Synopses & Reviews
Leon Hess' business acumen started with picking up oil waste products and delivering them for residential use and eventually to refiners and utilities in 1933. His single-truck business quickly grew to a fleet of 12 and after returning from the war, he branched out, building his own oil refineries first at home, and later offshore as he developed Hovensa, the largest refinery in the Western Hemisphere, which he ran jointly with the Venezuelan government. With his acquisition of Amerada in the 1960s, he entered the high-stakes world of oil discovery and production, spreading his company's name -- and resources -- globally. His eagerness to expand the Hess empire led the company to stake one of the largest claims on the shale acreage that is now pushing the U.S. toward energy independence.
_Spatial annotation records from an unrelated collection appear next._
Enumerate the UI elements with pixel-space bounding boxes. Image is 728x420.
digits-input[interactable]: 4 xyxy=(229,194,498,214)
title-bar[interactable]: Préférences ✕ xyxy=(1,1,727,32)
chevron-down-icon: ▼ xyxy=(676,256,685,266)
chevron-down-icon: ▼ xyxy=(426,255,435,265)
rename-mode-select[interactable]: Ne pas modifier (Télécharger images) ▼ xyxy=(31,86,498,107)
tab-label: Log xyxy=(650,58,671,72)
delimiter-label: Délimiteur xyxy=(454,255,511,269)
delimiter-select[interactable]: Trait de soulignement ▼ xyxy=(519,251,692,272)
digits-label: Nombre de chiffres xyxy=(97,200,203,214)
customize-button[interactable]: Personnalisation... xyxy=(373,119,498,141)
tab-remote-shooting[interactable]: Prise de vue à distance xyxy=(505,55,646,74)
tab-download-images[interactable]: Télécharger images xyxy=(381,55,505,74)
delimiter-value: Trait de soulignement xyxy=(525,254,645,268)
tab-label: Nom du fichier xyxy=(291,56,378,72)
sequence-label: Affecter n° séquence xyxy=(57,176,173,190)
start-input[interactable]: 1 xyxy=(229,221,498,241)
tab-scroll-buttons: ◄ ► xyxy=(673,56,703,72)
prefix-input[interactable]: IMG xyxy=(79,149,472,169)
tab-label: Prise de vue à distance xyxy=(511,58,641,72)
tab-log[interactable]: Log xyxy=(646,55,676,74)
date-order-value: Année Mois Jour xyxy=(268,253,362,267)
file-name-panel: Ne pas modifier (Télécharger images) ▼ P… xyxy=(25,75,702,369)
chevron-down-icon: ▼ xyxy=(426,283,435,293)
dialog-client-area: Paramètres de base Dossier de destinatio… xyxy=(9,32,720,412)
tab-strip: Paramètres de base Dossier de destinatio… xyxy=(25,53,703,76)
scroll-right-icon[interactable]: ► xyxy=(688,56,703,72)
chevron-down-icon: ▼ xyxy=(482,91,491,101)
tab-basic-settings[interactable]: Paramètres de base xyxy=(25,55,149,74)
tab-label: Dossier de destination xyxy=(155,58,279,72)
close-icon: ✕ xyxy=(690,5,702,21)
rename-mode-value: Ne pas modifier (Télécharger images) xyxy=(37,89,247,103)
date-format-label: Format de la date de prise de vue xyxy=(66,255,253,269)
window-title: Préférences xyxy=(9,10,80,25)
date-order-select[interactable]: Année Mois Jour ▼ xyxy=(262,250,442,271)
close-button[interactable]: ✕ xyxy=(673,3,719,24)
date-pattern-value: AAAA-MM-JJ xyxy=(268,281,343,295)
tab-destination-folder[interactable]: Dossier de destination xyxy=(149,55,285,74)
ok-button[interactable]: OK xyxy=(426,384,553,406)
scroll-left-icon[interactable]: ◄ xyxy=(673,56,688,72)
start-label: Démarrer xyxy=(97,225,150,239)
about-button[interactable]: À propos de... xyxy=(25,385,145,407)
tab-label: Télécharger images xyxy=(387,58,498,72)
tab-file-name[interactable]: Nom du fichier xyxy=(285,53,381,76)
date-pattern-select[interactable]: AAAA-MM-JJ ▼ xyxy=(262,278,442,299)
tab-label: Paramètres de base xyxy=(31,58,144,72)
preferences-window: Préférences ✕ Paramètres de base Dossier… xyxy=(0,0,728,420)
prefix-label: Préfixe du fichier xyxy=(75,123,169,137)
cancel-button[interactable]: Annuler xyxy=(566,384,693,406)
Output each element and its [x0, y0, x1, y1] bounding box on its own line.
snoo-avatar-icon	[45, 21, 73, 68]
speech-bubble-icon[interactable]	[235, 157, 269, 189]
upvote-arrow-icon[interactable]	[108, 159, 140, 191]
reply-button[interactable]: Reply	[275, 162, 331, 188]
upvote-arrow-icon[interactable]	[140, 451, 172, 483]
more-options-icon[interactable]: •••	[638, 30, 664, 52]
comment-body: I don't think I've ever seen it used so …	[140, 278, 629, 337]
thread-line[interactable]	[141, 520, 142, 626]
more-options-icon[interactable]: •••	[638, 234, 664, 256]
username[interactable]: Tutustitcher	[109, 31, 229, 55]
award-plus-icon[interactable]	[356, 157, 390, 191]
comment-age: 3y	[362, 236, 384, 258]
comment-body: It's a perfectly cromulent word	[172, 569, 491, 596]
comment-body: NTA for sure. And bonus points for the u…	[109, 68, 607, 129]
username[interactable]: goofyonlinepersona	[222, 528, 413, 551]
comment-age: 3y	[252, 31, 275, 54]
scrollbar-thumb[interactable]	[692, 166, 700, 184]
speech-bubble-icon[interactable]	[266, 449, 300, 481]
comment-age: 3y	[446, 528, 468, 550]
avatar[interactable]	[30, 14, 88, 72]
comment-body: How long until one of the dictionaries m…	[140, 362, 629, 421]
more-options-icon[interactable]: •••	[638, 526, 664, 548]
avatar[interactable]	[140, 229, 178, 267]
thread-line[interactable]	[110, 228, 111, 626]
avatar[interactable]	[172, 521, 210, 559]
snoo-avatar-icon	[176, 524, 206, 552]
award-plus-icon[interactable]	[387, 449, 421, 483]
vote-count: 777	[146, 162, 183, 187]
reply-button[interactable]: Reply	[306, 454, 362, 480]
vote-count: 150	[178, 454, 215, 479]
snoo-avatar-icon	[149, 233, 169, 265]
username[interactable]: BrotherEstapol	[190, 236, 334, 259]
Fourteen years after his death, his son John Hess faces what may be the end of the family era at Hess Corp., with a revolt from company shareholders who have accused him of mismanagement and attacks on a board stacked with his father's lifelong friends. Stripped of his chairmanship, John is shutting refineries that once were the company's major earners and seeking to sell the signature green-and-white gasoline stations that dot the Northeast and inspired the toy trucks that have become collectors' items. This book will answer a 2 main questions:
- Who is the private figure who built the distinctive Hess brand: a Jewish man who did business with some of the world's most powerful Arab leaders, a sports enthusiast who refused to let his family inherit his beloved football team, a tough businessman who also liked to give employees holiday gifts, a supporter of conservative politicians and a philanthropist whose foundation supports pro-abortion causes?
- What will remain of the legacy of a man who was the last of the oil titans, creating a major integrated company in the mode of John D. Rockefeller?
Synopsis
A glimpse of the savvy that built a global corporation from scratch Hess: The Last Oil Baron profiles a titan of the oil industry, mapping the journey of the quintessential American dream. The story of Leon Hess follows an immigrant kosher butcher's son as he builds an oil dynasty that may never be matched. The multinational, multi-billion-dollar company began with a single second-hand delivery truck and the Rockefeller-caliber business acumen of one young man. Interviews with former employees, beneficiaries, and even his high school sweetheart provide an insider's perspective on the man behind the legacy, allowing today's aspiring entrepreneurs the opportunity to learn from one of the nation's most inspiring success stories.
Leon Hess built a global empire from the ground up. Along the way, he fought in a war, did business with Muammar Qaddafi, won a Super Bowl as the owner of the Jets, was involved in Watergate, and introduced the Hess toy truck that became a holiday tradition for millions of Americans. More than just a book of business strategy, Hess tells the story of a life fascinatingly lived, and the legacy he left behind.
- Discover the man behind the company, the Jets football team, and the iconic toy truck
- Learn how the actions of Leon Hess affected the modern push toward energy independence
- Study the strategy that turned a single-truck operation into a major integrated company
- Consider the challenges Hess Corp. faces to its family legacy today, and the solutions being implemented
Leon Hess' strategies and techniques can be emulated and imitated, but his entrepreneurial fire is something altogether more rare. Hess provides readers with a glimpse of the man whose unrivaled ambition changed an industry and a nation.